As much as i'm leery of connecting abstractions for the sake of bad laws, your example is a bit reductionist. After all, the people who created things like Stuxnet (ironically, a government-created worm) were really just assembling code characters in a certain interesting way.
You could even stretch the idea further to say that someone making a bomb is merely mixing certain perfectly legal chemicals just so...
> Writing down 1’s and 0’s in certain permutations, is ‘evil’ and ‘should be illegal?
I think the parent was making the point that creating and distributing simulated child pornography should be. The medium that is used to reproduce the image is irrelevant. Real digital images are also made of 1s and 0s.
True, but ‘creating and distributing’ some physical paper or pdf filled with 1 and 0, is the actual action. Just blank white rectangles with lots of lines and ovals on it, being shuffled around.
Even in the extreme case, where it really does contain images in binary format, there is only the latent potential of that being transformed into something objectionable, several steps removed.
If this was the accepted norm everywhere, then practically every adult in the US would be guilty of some latent potential crime, after several degrees of separation.

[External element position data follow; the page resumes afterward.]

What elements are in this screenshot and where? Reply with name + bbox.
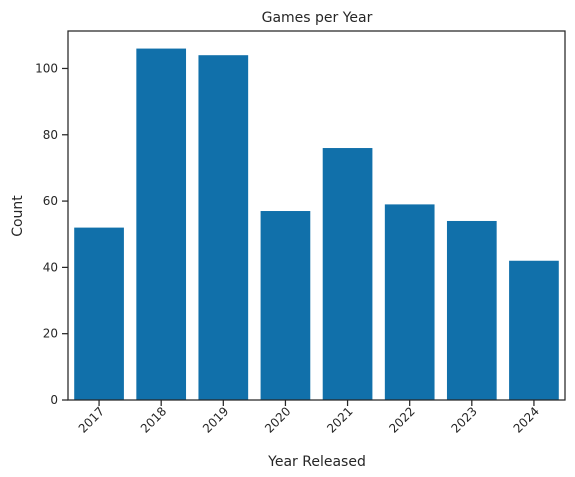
bar-2018 [136,48,187,400]
y-axis-ticks: 0 20 40 60 80 100 [35,61,68,407]
x-tick-label: 2024 [511,404,542,435]
bar-2022 [384,204,435,400]
bar-2023 [446,220,497,400]
x-tick-label: 2018 [138,404,169,435]
x-axis-label: Year Released [267,454,366,470]
y-tick-label: 40 [43,260,58,274]
y-tick-label: 20 [43,327,58,341]
y-tick-label: 0 [50,393,58,407]
x-tick-label: 2023 [448,404,479,435]
x-axis-ticks: 2017 2018 2019 2020 2021 2022 2023 2024 [76,400,542,436]
y-tick-label: 100 [35,61,58,75]
chart-title: Games per Year [262,10,373,26]
x-tick-label: 2022 [386,404,417,435]
x-tick-label: 2019 [200,404,231,435]
bar-2017 [74,227,124,400]
x-tick-label: 2020 [262,404,293,435]
bars-group [74,48,559,400]
x-tick-label: 2017 [76,404,107,435]
bar-2019 [198,55,249,400]
x-tick-label: 2021 [324,404,355,435]
y-axis-label: Count [10,195,26,237]
bar-2021 [322,148,373,400]
y-tick-label: 60 [43,194,58,208]
bar-2024 [509,260,559,400]
plot-frame [67,30,566,401]
y-tick-label: 80 [43,128,58,142]
bar-2020 [260,211,311,400]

e.g. even though lunatics use knives in mass stabbing sprees, we don’t assign blame to those selling knives or knife making equipment in stores where the lunatic happened to have gone shopping.
I don't follow the point you're trying to make. We are talking about the output of an image generation model, right?
If we are talking about a physical book containing 1s and 0s that represent CSAM, I'd ask how you encoded the image to get the binary representation...
That is the point, once it’s been transformed into 1’s and 0’s and distributed for the first time, it’s all random intermediaries handling it.
Intermediaries who likely cannot recognize it and won’t think twice about reproducing it, even if later on it does get transformed back.
What the original impetus for creating and distributing it is irrelevant to anyone subsequently encountering it.
To continue the knife analogy, even if the knife factory was also in fact owned by some maniac, the salespersons in the retail stores still not assigned blame even if they promote the knives.
The salespersons are just random middle men who couldn’t possibly have been expected to personally investigate the actual background or provenance behind what they’re handling.
Sorry, you lost me. If the knives were illegal, the salespeople would held responsible. We aren't going to agree, no matter how clever the analogy, so I'll leave you here.
Huh? Some types of knives are illegal in certain jurisdictions… and I haven’t heard of anyone blaming them for not opening and verifying every knife box that passes through.
There’s also a limit to going too far in connecting abstractions.